Mungkin tidak ada bangsa di dunia ini
yang memiliki apresiasisangat besar kepada kaum mudanya melebihi Indonesia. Secara
kultural, dalam kehidupan tradisional di berbagai suku di Indonesia, kaum muda
di posisikan bukan sekedar sebagai calon generasi yang akan datang. Tetapi juga
menjadi sumber utama kekuatan komunal. Terlebih lagi dalam sejarah Indonesia
modern yang berkali – kali telah “di selamatkan” oleh kaum muda pada periode –
periode yang paling kritis saat tidak ada lagi kekuatan yang bisa di harapkan. Seperti
: era 1920 – an dengan Soempah Pemoeda yg berisi kan “ Kami
poetera dan poeteri Indonesia, mengakoe bertoempah darah jang satoe, tanah
Indonesia. Kami poetera dan poeteri Indonesia, mengakoe berbangsa jang satoe,
bangsa Indonesia. Kami poetera dan poeteri Indonesia, mendjoendjoeng bahasa
persatoean, bahasa Indonesia “. Pemuda radikal yang mempercepat proklamasi
dengan menculik Soekarno – Hatta, angkatan 66 dan angkatan 98 bisa di katakan
bahwa pemudamerupakan sumber laten tenaga pendobrak bangsa. Meski demikian,
terdapat pula gejala bahwa partisipasi aktif kaum muda ini hanya muncul sesaat
dan sporadis.
Ketika situasi sosial kebangsaan jatuh pada titik
sangat kritis, kaum muda muncul dengan heroismenya yang memukau, lalu pergi
entah kemana saat situasi kembali pulih. Belajar dari semua itu, serta dengan
mempertimbangkan kekuatan laten pemuda yang tersiakan saat situasi tenang,
muncullah sebentuk keinginan untuk merombak (mentransformasikan) kekuatan laten
tersebut menjadi riil yang permanen, berkelanjutan, proaktif dan dinamis. Tegasnya,
kaum muda Indonesia, harus bisa menjadi tenaga pendorong yang nyata, bukan
hanya saat bangsa ini mengalami krisis, tetapi juga pada saat situasi sosial kebangsaan
telah pulih. Untuk itu ternyata banyak hal yang harus di pelajari ulang oleh
kaum muda. Berkiprah dalam situasi yang tenang, bukan hanya sekedar membutuhkan
semangat, kenekatan dan heroisme sebagaimana pada periode kritis.

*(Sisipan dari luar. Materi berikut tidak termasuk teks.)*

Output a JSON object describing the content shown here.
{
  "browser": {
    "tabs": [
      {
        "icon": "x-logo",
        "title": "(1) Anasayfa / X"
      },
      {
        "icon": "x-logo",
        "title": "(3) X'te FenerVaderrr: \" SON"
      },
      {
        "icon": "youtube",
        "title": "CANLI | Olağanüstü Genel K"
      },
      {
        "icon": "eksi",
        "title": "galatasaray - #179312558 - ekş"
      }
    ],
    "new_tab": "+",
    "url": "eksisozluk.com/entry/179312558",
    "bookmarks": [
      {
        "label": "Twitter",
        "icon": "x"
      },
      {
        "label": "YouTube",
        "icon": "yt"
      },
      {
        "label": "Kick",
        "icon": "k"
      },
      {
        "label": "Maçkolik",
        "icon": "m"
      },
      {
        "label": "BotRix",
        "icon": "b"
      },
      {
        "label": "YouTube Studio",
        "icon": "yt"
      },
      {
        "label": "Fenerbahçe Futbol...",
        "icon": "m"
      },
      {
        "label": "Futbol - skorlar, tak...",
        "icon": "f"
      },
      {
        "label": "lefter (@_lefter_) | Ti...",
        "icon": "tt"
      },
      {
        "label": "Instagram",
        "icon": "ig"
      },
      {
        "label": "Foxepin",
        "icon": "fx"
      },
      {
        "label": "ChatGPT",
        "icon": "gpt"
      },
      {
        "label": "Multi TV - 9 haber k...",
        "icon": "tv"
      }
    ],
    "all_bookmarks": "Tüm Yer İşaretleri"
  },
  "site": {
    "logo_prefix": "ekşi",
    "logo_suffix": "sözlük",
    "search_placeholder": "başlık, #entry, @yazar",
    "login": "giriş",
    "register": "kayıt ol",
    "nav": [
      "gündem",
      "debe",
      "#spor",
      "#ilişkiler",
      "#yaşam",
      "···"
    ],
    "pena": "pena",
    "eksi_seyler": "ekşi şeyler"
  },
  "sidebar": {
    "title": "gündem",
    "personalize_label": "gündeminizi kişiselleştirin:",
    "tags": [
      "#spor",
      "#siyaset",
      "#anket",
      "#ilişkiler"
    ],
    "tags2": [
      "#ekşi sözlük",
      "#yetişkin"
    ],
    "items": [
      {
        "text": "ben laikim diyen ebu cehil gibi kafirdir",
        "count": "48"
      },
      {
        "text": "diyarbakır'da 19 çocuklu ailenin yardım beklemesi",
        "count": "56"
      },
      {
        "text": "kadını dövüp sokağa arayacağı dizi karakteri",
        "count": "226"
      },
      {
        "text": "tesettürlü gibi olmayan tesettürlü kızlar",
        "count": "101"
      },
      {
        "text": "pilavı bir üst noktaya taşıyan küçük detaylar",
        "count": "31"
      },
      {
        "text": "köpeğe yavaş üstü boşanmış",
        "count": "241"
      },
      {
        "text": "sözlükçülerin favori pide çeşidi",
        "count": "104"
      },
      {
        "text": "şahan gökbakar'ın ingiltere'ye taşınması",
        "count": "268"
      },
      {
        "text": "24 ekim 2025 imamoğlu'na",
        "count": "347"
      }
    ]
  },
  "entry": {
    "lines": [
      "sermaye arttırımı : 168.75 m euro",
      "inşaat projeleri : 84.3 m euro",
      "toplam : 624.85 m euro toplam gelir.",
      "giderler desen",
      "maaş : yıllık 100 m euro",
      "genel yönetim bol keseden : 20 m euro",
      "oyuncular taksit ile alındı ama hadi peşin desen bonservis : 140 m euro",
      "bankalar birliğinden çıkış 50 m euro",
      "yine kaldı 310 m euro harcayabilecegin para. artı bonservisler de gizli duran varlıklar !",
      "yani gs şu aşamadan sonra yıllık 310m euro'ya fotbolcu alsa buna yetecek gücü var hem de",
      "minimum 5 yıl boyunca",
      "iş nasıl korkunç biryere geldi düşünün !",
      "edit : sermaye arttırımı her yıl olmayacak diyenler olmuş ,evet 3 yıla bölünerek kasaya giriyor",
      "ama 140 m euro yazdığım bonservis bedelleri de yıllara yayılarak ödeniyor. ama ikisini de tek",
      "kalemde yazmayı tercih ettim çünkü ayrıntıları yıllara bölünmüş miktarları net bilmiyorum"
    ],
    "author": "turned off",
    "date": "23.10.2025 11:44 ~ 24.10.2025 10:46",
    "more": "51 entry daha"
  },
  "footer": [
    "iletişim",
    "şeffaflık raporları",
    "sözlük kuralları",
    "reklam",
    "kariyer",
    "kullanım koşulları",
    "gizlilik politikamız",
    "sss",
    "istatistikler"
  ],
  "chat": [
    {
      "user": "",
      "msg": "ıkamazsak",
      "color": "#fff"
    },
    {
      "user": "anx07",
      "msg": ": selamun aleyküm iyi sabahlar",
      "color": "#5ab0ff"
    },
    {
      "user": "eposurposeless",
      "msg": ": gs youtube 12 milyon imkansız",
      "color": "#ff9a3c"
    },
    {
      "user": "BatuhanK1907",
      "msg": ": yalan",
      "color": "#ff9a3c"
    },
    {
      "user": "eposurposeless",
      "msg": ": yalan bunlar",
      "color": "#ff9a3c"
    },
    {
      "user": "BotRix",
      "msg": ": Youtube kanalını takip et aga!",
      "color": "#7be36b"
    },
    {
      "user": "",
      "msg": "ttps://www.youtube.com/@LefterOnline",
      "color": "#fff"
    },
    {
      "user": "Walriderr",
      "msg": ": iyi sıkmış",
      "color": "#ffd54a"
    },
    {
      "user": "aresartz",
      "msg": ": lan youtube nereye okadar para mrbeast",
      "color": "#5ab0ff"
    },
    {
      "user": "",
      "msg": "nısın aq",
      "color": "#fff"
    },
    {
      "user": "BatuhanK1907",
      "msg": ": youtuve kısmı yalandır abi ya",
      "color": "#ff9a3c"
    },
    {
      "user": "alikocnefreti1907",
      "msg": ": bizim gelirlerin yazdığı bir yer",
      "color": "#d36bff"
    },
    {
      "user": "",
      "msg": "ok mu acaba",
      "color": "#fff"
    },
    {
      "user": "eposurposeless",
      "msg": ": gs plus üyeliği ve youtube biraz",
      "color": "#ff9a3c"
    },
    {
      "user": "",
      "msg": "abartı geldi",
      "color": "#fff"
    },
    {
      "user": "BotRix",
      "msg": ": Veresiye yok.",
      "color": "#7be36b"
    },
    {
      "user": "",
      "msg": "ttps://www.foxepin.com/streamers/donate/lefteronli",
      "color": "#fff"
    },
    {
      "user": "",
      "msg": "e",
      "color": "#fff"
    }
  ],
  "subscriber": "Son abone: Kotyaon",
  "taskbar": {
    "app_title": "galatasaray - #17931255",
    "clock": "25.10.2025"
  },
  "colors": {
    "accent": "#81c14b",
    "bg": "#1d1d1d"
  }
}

Pada situasi tenang ini juga membutuhkan kekuatan
watak, konsistensi, keuletan, kejujuran, intelektualitas, keterampilan, dan
lain – lain. Ke semua hal itu sebenarnya telah di gagaskan oleh para pendahulu,
founding father’s, sejak puluhan tahun silam melalui proyek yang sering di
namakan nation and character building, namun dalam perkembangannya hanya
berhenti menjadi slogan, terkubur oleh rezim – rezim. Serta, nation and
character building tersebut juga semakin terkubur karena sifat pemuda yang kini
telah terpengaruhi sebuah ke-hedonisme-an, kekuatan laten pemuda yang dahulu
begitu heroisme juga sekarang telah luntur dengan ke-aphatis-an pemuda dan lunturnya
rasa nasionalisme di lubuk kekuatan para pemuda saat ini, Tugas kaum mudalah untuk menggali kembali ke
proyek tersebut, mengembangkannya menjadi kekuatan progresif dan bersifat
kekinian, tentunya dangan menyesuaikannya dengan situasi saat ini.